Gehört es inzwischen zum guten Ton, Armutsbetroffenen den „richtigen“ Lebensweg zu erklären? Dieses „wenn … dann …“ und „jeder ist seines Glückes Schmied“ mag die Bürgergeld-Debatte am Stammtisch beleben. Für Menschen, die auf Hilfe angewiesen sind, gleichen die Vorhaltungen einem Schlag in die Magengegend. Suggerieren sie doch, man sei selbst schuld an seiner Lage und hätte nur da und müsste nur dort … Ach, wäre es schön, wenn sich das Leben so einfach erklären ließe.
Unverantwortlich und egoistisch
Von oben herab erklärt Joe Milton auf Twitter, es sei „egoistisch und verantwortungslos“, eine Arbeit zu wählen, mit der man seine Familie nicht ernähren könne. Damit reagiert er auf den Hinweis von Marlene Meurer, sie kenne an der Uni promovierte Kollegen, die hauptamtlich arbeiten und mit 50 Prozent vergütet würden. Sie seien dadurch auf ergänzendes Bürgergeld angewiesen, um über die Runden zu kommen.
Fast 800.000 Aufstocker
Laut Daten der Bundesagentur für Arbeit (BA) hätten sich entsprechend der Sichtweise von Herrn Milton knapp 799.000 Menschen (Stand November 2022) schlichtweg für den „falschen Job“ entschieden. Sie alle müssen ihr Gehalt mit Bürgergeld aufstocken. Viele, obwohl sie Vollzeit malochen. Trotzdem beim Amt „bitte, bitte“ machen zu müssen, ist ganz gewiss nicht angenehm und schon gar nicht egoistisch. Man stelle sich nur vor, all diese Stellen wären unbesetzt.

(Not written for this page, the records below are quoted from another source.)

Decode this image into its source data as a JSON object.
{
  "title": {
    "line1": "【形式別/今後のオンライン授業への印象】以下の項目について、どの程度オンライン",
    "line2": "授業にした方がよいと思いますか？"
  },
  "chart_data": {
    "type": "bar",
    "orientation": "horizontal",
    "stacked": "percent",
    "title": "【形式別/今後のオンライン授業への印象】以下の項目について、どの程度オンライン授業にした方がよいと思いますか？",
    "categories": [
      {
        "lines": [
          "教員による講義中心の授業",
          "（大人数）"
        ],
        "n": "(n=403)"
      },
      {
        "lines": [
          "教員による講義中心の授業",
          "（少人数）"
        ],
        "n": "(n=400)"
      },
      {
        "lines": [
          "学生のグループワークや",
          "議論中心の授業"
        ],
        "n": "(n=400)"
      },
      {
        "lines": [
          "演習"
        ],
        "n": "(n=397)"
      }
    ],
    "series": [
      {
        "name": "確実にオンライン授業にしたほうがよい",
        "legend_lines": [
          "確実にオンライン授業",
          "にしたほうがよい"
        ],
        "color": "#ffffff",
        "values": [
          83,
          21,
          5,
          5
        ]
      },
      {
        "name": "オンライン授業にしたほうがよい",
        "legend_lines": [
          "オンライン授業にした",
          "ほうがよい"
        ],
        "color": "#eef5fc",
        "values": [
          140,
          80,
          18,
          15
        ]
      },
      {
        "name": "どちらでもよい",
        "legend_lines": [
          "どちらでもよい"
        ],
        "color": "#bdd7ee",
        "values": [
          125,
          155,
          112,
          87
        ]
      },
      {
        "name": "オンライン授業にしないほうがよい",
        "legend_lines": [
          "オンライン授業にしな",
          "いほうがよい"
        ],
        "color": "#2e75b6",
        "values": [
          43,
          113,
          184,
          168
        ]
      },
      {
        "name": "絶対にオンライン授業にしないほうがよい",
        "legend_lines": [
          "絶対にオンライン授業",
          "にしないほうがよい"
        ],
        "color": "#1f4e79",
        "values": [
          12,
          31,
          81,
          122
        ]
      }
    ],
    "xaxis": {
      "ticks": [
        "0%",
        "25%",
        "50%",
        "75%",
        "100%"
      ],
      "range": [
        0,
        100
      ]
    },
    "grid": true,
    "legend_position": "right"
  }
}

Insiderin: Auch Jobcenter-Mitarbeiter müssen mit Bürgergeld aufstocken
Arbeiten und Angehörige ins Heim abschieben
Aber das ist so leicht gesagt, und in den sozialen Netzwerken längst Usus. Einer Nutzerin war vor Wochen vorgeworfen worden, sie hätte nur weiter arbeiten gehen müssen, statt sich um die Mutter zu kümmern. Dann wäre jetzt alles gut. Auch hier gilt: Menschen, die Angehörige pflegen, leisten offenbar nicht genug. Sie entlasten das angeschlagene Pflegesystem und nehmen dafür in Kauf, arm zu werden. Ist das auch verantwortungslos oder mangelt es vielleicht an (politischer) Unterstützung für Pflegende – die etwa der Sozialverband VdK anmahnt?
Das Problem der Alleinerziehenden
Ähnlich geht es allen, die alleinerziehend sind und sich um ihre Kinder kümmern. Mal eben einen Job zu finden, der Nachwuchs und Beruf unter einen Hut bringt, ist nicht überall möglich. Dass am Arbeitsmarkt flexiblere Lösungen nötig sind, um dieses Vermittlungshemmnis zu beseitigen, gehört zu den Anregungen, die von wirtschaftswissenschaftlicher Seite kommen.
In der Schule aufpassen hilft gegen Armut
Bleiben noch die Kinder, die mit Bürgergeld groß werden und damit akut armutsgefährdet sind. Selbst ihnen wirft man indirekt schon vor, ihre Lage selbst verantwortet zu haben. Twitter-Userin „Kexi“ platzt der Kragen, wenn sie liest, man müsse nur fleißig in der Schule aufpassen und das Richtige tun. Dann sei Armut unwahrscheinlich. Klar: Der Weg raus aus dem Bürgergeld ist möglich, aber schwer. Leichter wäre es, wenn man von Chancengleichheit sprechen könnte. Die gibt es leider nicht. Ein erster Schritt wäre die Kindergrundsicherung. Doch bei diesem Punkt streitet die Ampel lieber, statt Kindern zu helfen.
Bürgergeld-Bedürftige müssen sich immer rechtfertigen
Der kritische Blick nach unten
Das Problem hierzulande hat Helena Steinhaus vom Verein Sanktionsfrei auf den Punkt gebracht:
„Wir gucken nicht nach oben kritisch, sondern nach unten und verwechseln Geld mit Leistung.“
Mehr noch: Es wird unreflektiert nach unten getreten. Wie würde Herr Milton wohl reagieren, wenn er – wie viele während der Corona-Pandemie – seinen Job verliert und plötzlich in der Schusslinie steht? Das passiert oft schneller, als einem lieb sein kann. Wie unverantwortlich von ihm, eine Arbeit gewählt zu haben, bei der man gekündigt oder dauerhaft krank werden kann.